Computational Environment

Yokota lab provides multiple access to supercomputers:

In addition, a private cluster "Hinadori" is maintained within the lab.

Hinadori Cluster

Hinadori cluster (Hinadori) is designed and operated to provide the latest environments that have yet to be introduced in supercomputers to conduct cutting-edge research within the lab.
Students take the initiative in determining specification, procurement, and operation.

Hardware

To conduct forefront research in HPC and Deep Learning, GPUs are necessary for daily research in Yokota Lab.
Hence, we provide multiple GPU servers (28 GPUs in total):

CPU Host Memory GPU (units per node) Nodes
Intel Xeon Silver 4215 96GB NVIDIA GeForce GTX 1080Ti (2) 4
    NVIDIA GeForce RTX 2080 (2) 2
    NVIDIA GeForce RTX 2080Ti (2) 1
    VIDIA TITAN V (2) 1
    NVIDIA TESLA V100 PCIe 16GB (1) 1
Intel Xeon E5-2630v3 64GB NVIDIA TITAN RTX (1) 1
Intel Core i9-7940X 64GB NVIDIA A6000 (2) 1
AMD EPYC 7742 1TB NVIDIA A100 SXM4 (8) 1

(2021.02.18 present)

Other features of Hinadori include:

  • Login node as a bastion for SSH
  • 96TB of file-server
  • Private VPN service

These features enable students to conduct experiments remotely.

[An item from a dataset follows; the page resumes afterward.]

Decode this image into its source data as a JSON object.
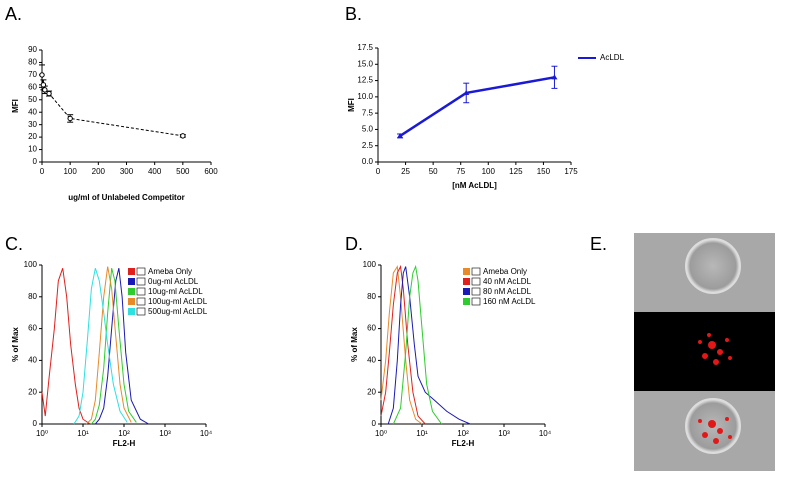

Hinadori also supports parallel computing with multiple computers using MPI by 10GbE.
In addition, research using special processors, such as Intel KNL nodes and PEZY SC2, is performed.



▲Click to enlarge

Software

Job Scheduling System

Hinadori adopts a customized job scheduling system, with Slurm Workload Manager as the base, enabling users to submit jobs effortlessly.

It is equipped with a feature to make easy use of Slurm's ability to assign multiple jobs to a single node.

Monitoring System

Hinadori utilizes Prometheus to aggregate metrics, and Grafana to visualize such metrics.

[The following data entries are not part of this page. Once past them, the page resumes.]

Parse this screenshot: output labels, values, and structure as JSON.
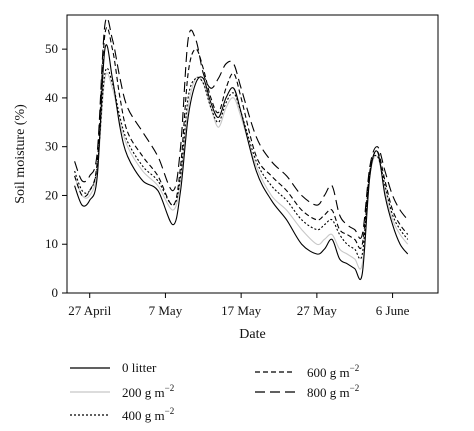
{
  "chart_data": {
    "type": "line",
    "title": "",
    "xlabel": "Date",
    "ylabel": "Soil moisture (%)",
    "x_ticks": [
      "27 April",
      "7 May",
      "17 May",
      "27 May",
      "6 June"
    ],
    "xlim": [
      "2011-04-24",
      "2011-06-12"
    ],
    "ylim": [
      0,
      57
    ],
    "y_ticks": [
      0,
      10,
      20,
      30,
      40,
      50
    ],
    "grid": false,
    "legend_position": "bottom",
    "series": [
      {
        "name": "0 litter",
        "color": "#000000",
        "dash": "solid",
        "x": [
          "2011-04-25",
          "2011-04-26",
          "2011-04-27",
          "2011-04-28",
          "2011-04-29",
          "2011-04-30",
          "2011-05-01",
          "2011-05-02",
          "2011-05-04",
          "2011-05-06",
          "2011-05-08",
          "2011-05-09",
          "2011-05-10",
          "2011-05-11",
          "2011-05-12",
          "2011-05-13",
          "2011-05-14",
          "2011-05-15",
          "2011-05-16",
          "2011-05-17",
          "2011-05-19",
          "2011-05-21",
          "2011-05-23",
          "2011-05-25",
          "2011-05-27",
          "2011-05-28",
          "2011-05-29",
          "2011-05-30",
          "2011-05-31",
          "2011-06-01",
          "2011-06-02",
          "2011-06-03",
          "2011-06-04",
          "2011-06-05",
          "2011-06-06",
          "2011-06-07",
          "2011-06-08"
        ],
        "y": [
          22,
          18,
          19,
          24,
          50,
          44,
          34,
          28,
          23,
          21,
          14,
          21,
          36,
          43,
          44,
          39,
          36,
          40,
          42,
          37,
          25,
          19,
          15,
          10,
          8,
          9,
          11,
          7,
          6,
          5,
          4,
          24,
          29,
          20,
          14,
          10,
          8
        ]
      },
      {
        "name": "200 g m",
        "color": "#c8c8c8",
        "dash": "solid",
        "x": [
          "2011-04-25",
          "2011-04-26",
          "2011-04-27",
          "2011-04-28",
          "2011-04-29",
          "2011-04-30",
          "2011-05-01",
          "2011-05-02",
          "2011-05-04",
          "2011-05-06",
          "2011-05-08",
          "2011-05-09",
          "2011-05-10",
          "2011-05-11",
          "2011-05-12",
          "2011-05-13",
          "2011-05-14",
          "2011-05-15",
          "2011-05-16",
          "2011-05-17",
          "2011-05-19",
          "2011-05-21",
          "2011-05-23",
          "2011-05-25",
          "2011-05-27",
          "2011-05-28",
          "2011-05-29",
          "2011-05-30",
          "2011-05-31",
          "2011-06-01",
          "2011-06-02",
          "2011-06-03",
          "2011-06-04",
          "2011-06-05",
          "2011-06-06",
          "2011-06-07",
          "2011-06-08"
        ],
        "y": [
          24,
          20,
          20,
          25,
          44,
          42,
          35,
          30,
          25,
          22,
          17,
          23,
          38,
          44,
          43,
          38,
          34,
          38,
          40,
          36,
          26,
          20,
          17,
          13,
          10,
          11,
          12,
          9,
          8,
          7,
          6,
          24,
          28,
          21,
          15,
          12,
          10
        ]
      },
      {
        "name": "400 g m",
        "color": "#000000",
        "dash": "2,2",
        "x": [
          "2011-04-25",
          "2011-04-26",
          "2011-04-27",
          "2011-04-28",
          "2011-04-29",
          "2011-04-30",
          "2011-05-01",
          "2011-05-02",
          "2011-05-04",
          "2011-05-06",
          "2011-05-08",
          "2011-05-09",
          "2011-05-10",
          "2011-05-11",
          "2011-05-12",
          "2011-05-13",
          "2011-05-14",
          "2011-05-15",
          "2011-05-16",
          "2011-05-17",
          "2011-05-19",
          "2011-05-21",
          "2011-05-23",
          "2011-05-25",
          "2011-05-27",
          "2011-05-28",
          "2011-05-29",
          "2011-05-30",
          "2011-05-31",
          "2011-06-01",
          "2011-06-02",
          "2011-06-03",
          "2011-06-04",
          "2011-06-05",
          "2011-06-06",
          "2011-06-07",
          "2011-06-08"
        ],
        "y": [
          25,
          21,
          21,
          26,
          45,
          43,
          36,
          31,
          26,
          23,
          18,
          24,
          40,
          44,
          43,
          38,
          35,
          39,
          41,
          37,
          27,
          22,
          19,
          15,
          13,
          14,
          15,
          12,
          10,
          9,
          8,
          25,
          28,
          22,
          16,
          13,
          11
        ]
      },
      {
        "name": "600 g m",
        "color": "#000000",
        "dash": "5,3",
        "x": [
          "2011-04-25",
          "2011-04-26",
          "2011-04-27",
          "2011-04-28",
          "2011-04-29",
          "2011-04-30",
          "2011-05-01",
          "2011-05-02",
          "2011-05-04",
          "2011-05-06",
          "2011-05-08",
          "2011-05-09",
          "2011-05-10",
          "2011-05-11",
          "2011-05-12",
          "2011-05-13",
          "2011-05-14",
          "2011-05-15",
          "2011-05-16",
          "2011-05-17",
          "2011-05-19",
          "2011-05-21",
          "2011-05-23",
          "2011-05-25",
          "2011-05-27",
          "2011-05-28",
          "2011-05-29",
          "2011-05-30",
          "2011-05-31",
          "2011-06-01",
          "2011-06-02",
          "2011-06-03",
          "2011-06-04",
          "2011-06-05",
          "2011-06-06",
          "2011-06-07",
          "2011-06-08"
        ],
        "y": [
          24,
          20,
          21,
          27,
          53,
          50,
          40,
          33,
          28,
          24,
          18,
          26,
          45,
          50,
          46,
          40,
          37,
          42,
          45,
          40,
          28,
          24,
          21,
          17,
          15,
          16,
          17,
          13,
          12,
          11,
          10,
          25,
          29,
          23,
          17,
          14,
          12
        ]
      },
      {
        "name": "800 g m",
        "color": "#000000",
        "dash": "10,5",
        "x": [
          "2011-04-25",
          "2011-04-26",
          "2011-04-27",
          "2011-04-28",
          "2011-04-29",
          "2011-04-30",
          "2011-05-01",
          "2011-05-02",
          "2011-05-04",
          "2011-05-06",
          "2011-05-08",
          "2011-05-09",
          "2011-05-10",
          "2011-05-11",
          "2011-05-12",
          "2011-05-13",
          "2011-05-14",
          "2011-05-15",
          "2011-05-16",
          "2011-05-17",
          "2011-05-19",
          "2011-05-21",
          "2011-05-23",
          "2011-05-25",
          "2011-05-27",
          "2011-05-28",
          "2011-05-29",
          "2011-05-30",
          "2011-05-31",
          "2011-06-01",
          "2011-06-02",
          "2011-06-03",
          "2011-06-04",
          "2011-06-05",
          "2011-06-06",
          "2011-06-07",
          "2011-06-08"
        ],
        "y": [
          27,
          23,
          24,
          29,
          55,
          52,
          44,
          38,
          33,
          28,
          21,
          30,
          52,
          52,
          45,
          42,
          44,
          47,
          47,
          42,
          32,
          27,
          24,
          20,
          18,
          20,
          22,
          16,
          14,
          13,
          12,
          26,
          30,
          25,
          20,
          17,
          15
        ]
      }
    ]
  },
  "legend": {
    "items": [
      {
        "label": "0 litter",
        "suffix": ""
      },
      {
        "label": "200 g m",
        "suffix": "−2"
      },
      {
        "label": "400 g m",
        "suffix": "−2"
      },
      {
        "label": "600 g m",
        "suffix": "−2"
      },
      {
        "label": "800 g m",
        "suffix": "−2"
      }
    ]
  }
}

Metrics that are monitored include the usage rate of each CPU and GPU that can be used for performance optimization and metrics such as usage history, GPU temperature, and power consumption for administration purposes.

All users can access this information via a browser.

Development Environment

Users can specify appropriate versions of CUDA libraries and compilers, which are managed by Environment Modules.

Besides standard applications, Hinadori provides internal applications such as one that records GPU temperature, power consumption, etc., during program execution.

Operation

Operations are done with one simple but important rule: "Don't waste time managing."
As the cluster is operated by students voluntarily, it is essential that we do not cut on research time.
Hence, we have introduced Ansible, a configuration management tool, IPMI, a remote management tool, and LDAP's SaaS for user management, to minimize maintenance time.
Setting up a new node is also automated, and users can start using it within 30 minutes after OS installation.